End pension system reformadopted unanimously in 2021 Toledo Pact, As is known, it includes an automatic annual review according to the CPI. At the time, we could not have imagined that less than two years later, as a result of the pandemic and the brutal war in Ukraine, we would enter an economic crisis that would push inflation around the world to levels not seen in recent decades.
The crisis in question, which is one of the supply calls, is not due to insufficient demand, but to the disproportionate increase in energy prices and bottlenecks in many production processes. We are in a state of stagflation that we were already exposed to in the 1970s, characterized by high inflation as well as a frightening combination of stagnation or stagnation. The technical recession has reached leading countries such as Germany and the United States, and expectations for a rapid recovery in Spain have waned.
At this point, the Government has prepared a budget project that includes the aforementioned commitment: Finance Minister María Jesús Montero has already Pensions to grow 8.5 percent in 2023, biggest increase in history. The item will increase by 11.4%, with a further increase of approximately 20,000 million euros and benefits will reach 190,687 million, accounting for 39% of the total expenditure projected in the Budgets.

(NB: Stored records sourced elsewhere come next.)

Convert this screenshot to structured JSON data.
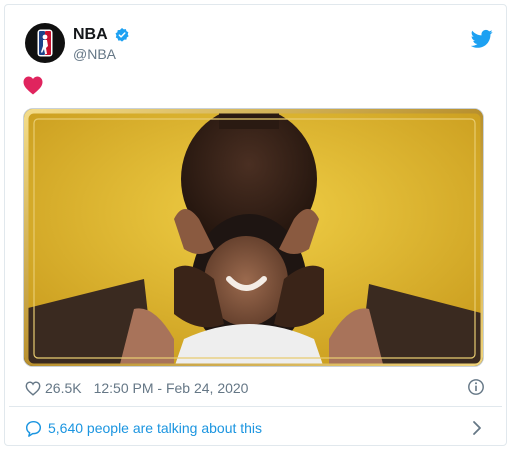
{
  "tweet": {
    "author": {
      "display_name": "NBA",
      "handle": "@NBA",
      "verified": true,
      "avatar_icon": "nba-logo-icon"
    },
    "body_emoji": "red-heart-icon",
    "photo": {
      "subject": "father-kissing-child-photo"
    },
    "likes": "26.5K",
    "timestamp": "12:50 PM - Feb 24, 2020",
    "conversation_link": "5,640 people are talking about this"
  },
  "colors": {
    "twitter_blue": "#1da1f2",
    "link_blue": "#1b95e0",
    "heart_red": "#e0245e",
    "meta_gray": "#657786",
    "gold_frame": "#c9a64a",
    "shirt_yellow": "#e8c233"
  }
}
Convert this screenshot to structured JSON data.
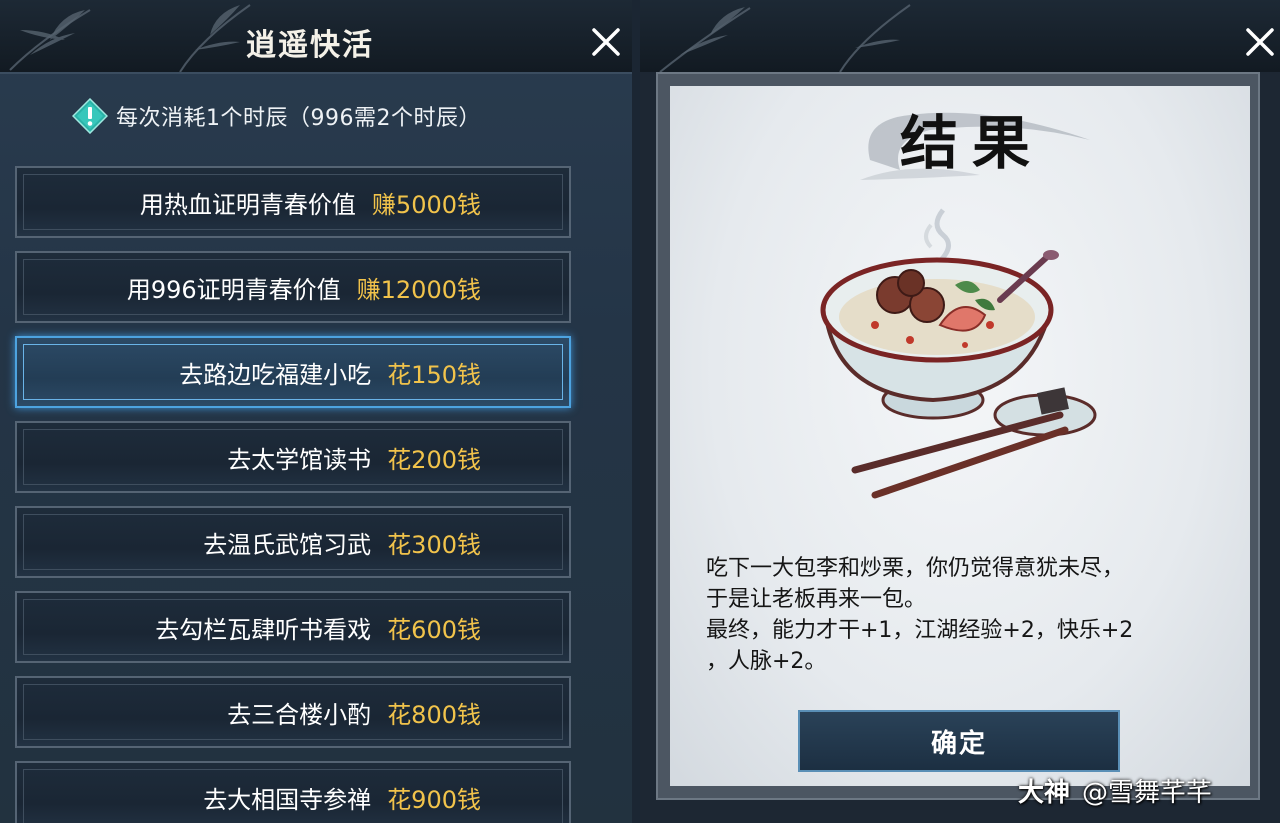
{
  "left_panel": {
    "title": "逍遥快活",
    "notice": "每次消耗1个时辰（996需2个时辰）",
    "options": [
      {
        "label": "用热血证明青春价值",
        "cost": "赚5000钱"
      },
      {
        "label": "用996证明青春价值",
        "cost": "赚12000钱"
      },
      {
        "label": "去路边吃福建小吃",
        "cost": "花150钱",
        "selected": true
      },
      {
        "label": "去太学馆读书",
        "cost": "花200钱"
      },
      {
        "label": "去温氏武馆习武",
        "cost": "花300钱"
      },
      {
        "label": "去勾栏瓦肆听书看戏",
        "cost": "花600钱"
      },
      {
        "label": "去三合楼小酌",
        "cost": "花800钱"
      },
      {
        "label": "去大相国寺参禅",
        "cost": "花900钱"
      }
    ]
  },
  "result_panel": {
    "title": "结果",
    "text_lines": [
      "吃下一大包李和炒栗，你仍觉得意犹未尽，",
      "于是让老板再来一包。",
      "最终，能力才干+1，江湖经验+2，快乐+2",
      "，人脉+2。"
    ],
    "confirm_label": "确定"
  },
  "watermark": {
    "brand": "大神",
    "user": "@雪舞芊芊"
  },
  "colors": {
    "cost_gold": "#f1c34b",
    "selected_border": "#4da3e0"
  },
  "icons": [
    "close-icon",
    "info-diamond-icon",
    "bamboo-decoration",
    "food-bowl-illustration"
  ]
}
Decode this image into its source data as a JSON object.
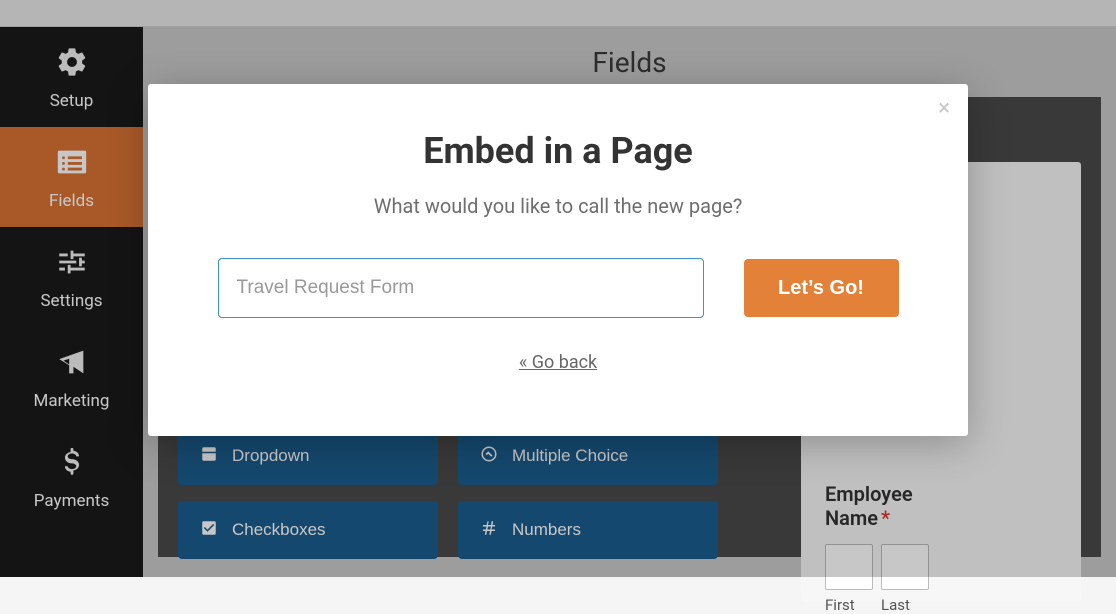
{
  "page": {
    "header_title": "Fields"
  },
  "sidebar": {
    "items": [
      {
        "label": "Setup",
        "name": "sidebar-item-setup"
      },
      {
        "label": "Fields",
        "name": "sidebar-item-fields"
      },
      {
        "label": "Settings",
        "name": "sidebar-item-settings"
      },
      {
        "label": "Marketing",
        "name": "sidebar-item-marketing"
      },
      {
        "label": "Payments",
        "name": "sidebar-item-payments"
      }
    ]
  },
  "fields": {
    "dropdown": "Dropdown",
    "multiple_choice": "Multiple Choice",
    "checkboxes": "Checkboxes",
    "numbers": "Numbers"
  },
  "preview": {
    "label_part1": "Employee",
    "label_part2": "Name",
    "required_mark": "*",
    "first": "First",
    "last": "Last"
  },
  "modal": {
    "title": "Embed in a Page",
    "subtitle": "What would you like to call the new page?",
    "input_placeholder": "Travel Request Form",
    "submit_label": "Let’s Go!",
    "go_back": "« Go back",
    "close_symbol": "×"
  }
}
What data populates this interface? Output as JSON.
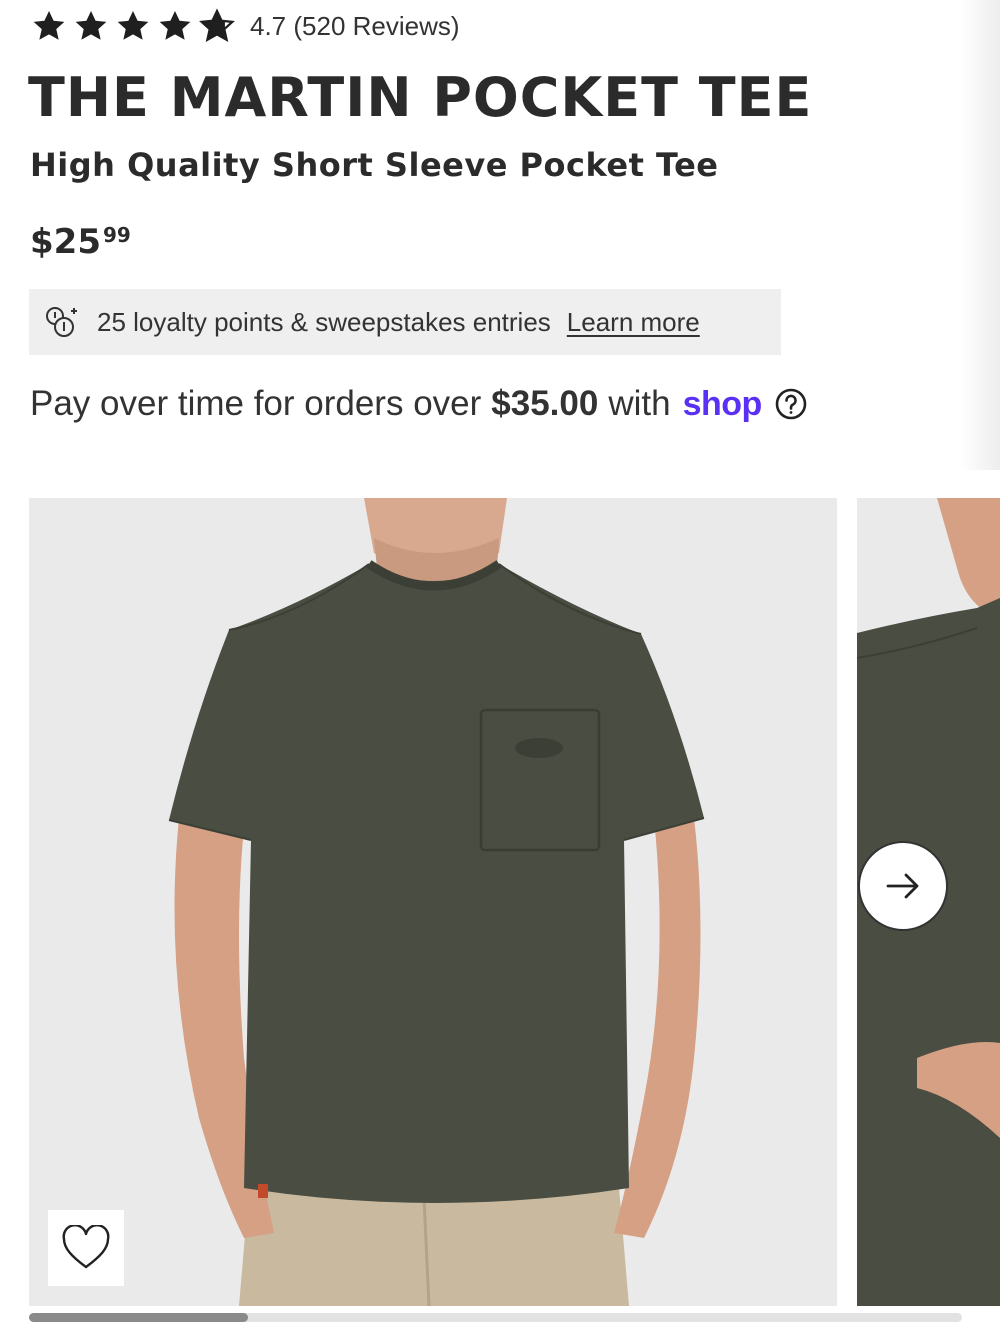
{
  "rating": {
    "stars": 4.7,
    "text": "4.7 (520 Reviews)"
  },
  "product": {
    "title": "THE MARTIN POCKET TEE",
    "subtitle": "High Quality Short Sleeve Pocket Tee",
    "price_main": "$25",
    "price_cents": "99"
  },
  "loyalty": {
    "icon": "loyalty-coins-icon",
    "text": "25 loyalty points & sweepstakes entries",
    "link_label": "Learn more"
  },
  "installments": {
    "prefix": "Pay over time for orders over",
    "amount": "$35.00",
    "suffix": "with",
    "brand": "shop",
    "brand_color": "#5a31f4",
    "help_icon": "question-circle-icon"
  },
  "gallery": {
    "image_alt": "Man wearing dark olive green pocket t-shirt with khaki pants",
    "shirt_color": "#4a4d42",
    "background_color": "#eaeaea",
    "wishlist_icon": "heart-outline-icon",
    "next_icon": "arrow-right-icon",
    "scroll_progress": 0.235
  }
}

The proposal includes linearly increasing both premium and non-contributory pensions by the percentage indicated above. Of course, practically no working wages in 2023 will be appreciated by this amount, which squeaks as soon as comparisons are made. sociologist Jorge Galindo, from Esade, commented in a tweet «PGE 2023 brings in an additional €19,500 million for pensions and an additional €390 million for scholarships. These are the current priorities of our welfare state.” It’s easy to imagine the excitement this phrase created on the networks. An objective figure provided is that the items for the promotion of young people amount to 12,741 million euros, which is only 3% of the total, 15 times less than the expenditure on pensions.
Many of us certainly share the underlying maxim of this issue: The quality of a democracy can be measured by the way it treats its elders. It would be unfair for those who retire after decades of service to society, moreover, if they have to settle for a meager pension, which declines each year, causing their standard of living to deteriorate from vital slope to deadly over time. towards completion.
It could be argued that there is an easy solution to the problem: let’s increase the lowest pensions and freeze (or reduce) the highest. The proposal has a problem: the amount of pension is related to the contribution that the employee is willing to pay during his working life, so if we do not maintain the degree of benefits, no one will choose to pay more quotas to better finance the elderly. age.
In addition, the situation presents us with a disturbing vicious circle: we are investing a large amount of resources to finance pensions while young people are in free fall, in a state of increasing procrastination and difficulty (Hispanics aged 18 to 35 today earn up to 50% lower wages than workers of the same age group in 1980, according to an analysis by the Foundation for Applied Economics Studies). In other words, we are investing more and more in pensions, while abandoning those who really have to finance the system to their fate: young people, now doomed to a vicious mileurismo, with no prospects of emancipation or decent housing, far less. maintaining a reasonable birth rate.
The above shows that it is necessary to maintain certain balances between the country’s salary bill and pension spending. What needs to be discussed intensively and permanently within the Toledo Pact, not hastily, but through a well thought-out State agreement with virtual founding value.